迅は“未来視”によって大砲が格納庫に直撃するのを防ぐためメインとサブのエスクードを重ね張りして、隙ができた所をドグに襲われ大きくトリオンを漏出させた。緊急脱出も遠くないだろう。

 

いつかと同じように胸に大穴を開けられ、緊急脱出するまでの間の一瞬でクロウは考える。

 

自分が落ち、迅が落ち、太刀川1人でガトリンに対抗できるのか。

 

難しいだろう。
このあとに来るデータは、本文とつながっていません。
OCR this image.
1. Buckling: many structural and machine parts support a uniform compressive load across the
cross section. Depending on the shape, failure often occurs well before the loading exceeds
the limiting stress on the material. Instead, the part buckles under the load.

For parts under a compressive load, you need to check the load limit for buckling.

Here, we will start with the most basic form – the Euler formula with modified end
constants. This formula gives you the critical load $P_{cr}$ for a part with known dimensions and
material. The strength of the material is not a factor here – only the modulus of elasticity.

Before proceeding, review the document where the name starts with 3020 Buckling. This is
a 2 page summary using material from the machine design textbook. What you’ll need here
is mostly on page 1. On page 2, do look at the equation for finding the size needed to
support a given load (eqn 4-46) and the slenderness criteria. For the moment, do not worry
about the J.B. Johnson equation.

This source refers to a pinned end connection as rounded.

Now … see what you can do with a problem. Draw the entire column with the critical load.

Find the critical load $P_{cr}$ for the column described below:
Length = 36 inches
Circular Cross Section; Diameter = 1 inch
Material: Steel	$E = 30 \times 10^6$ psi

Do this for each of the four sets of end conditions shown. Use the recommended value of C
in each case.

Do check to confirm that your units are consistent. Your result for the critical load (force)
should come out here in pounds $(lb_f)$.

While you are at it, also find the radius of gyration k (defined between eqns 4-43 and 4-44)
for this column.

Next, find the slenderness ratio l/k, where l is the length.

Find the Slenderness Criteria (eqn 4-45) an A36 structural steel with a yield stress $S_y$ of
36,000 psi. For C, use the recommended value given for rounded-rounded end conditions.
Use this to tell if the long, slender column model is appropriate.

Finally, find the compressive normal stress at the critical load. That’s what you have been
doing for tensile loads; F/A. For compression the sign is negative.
失敗すれば遠征の延期は決定的だ。数年ほどの遅れが、いったいどれほど自分からゼムリアを遠ざけるのか。

 

それは避けなければいけない。自分のために、刀也のために、リィンのために。

 

 

そのためなら、禁忌の力に頼る事にいっさいの躊躇いはない。

 

 

クロウは、ポケットに入っている“それ”に触れた。

 

 

「使っちゃダメだ!クロウさん!」

 

 

叫んだ迅は、いったい何を“視た”のか。

 

しかし、クロウは確かに言霊を紡いだ。

 

 

 

「七の騎神、起動」

 

 




本作においてはB級ランク戦の上位、中位、下位の昼の部と夜の部は別日にやってる事にします。諸事情による!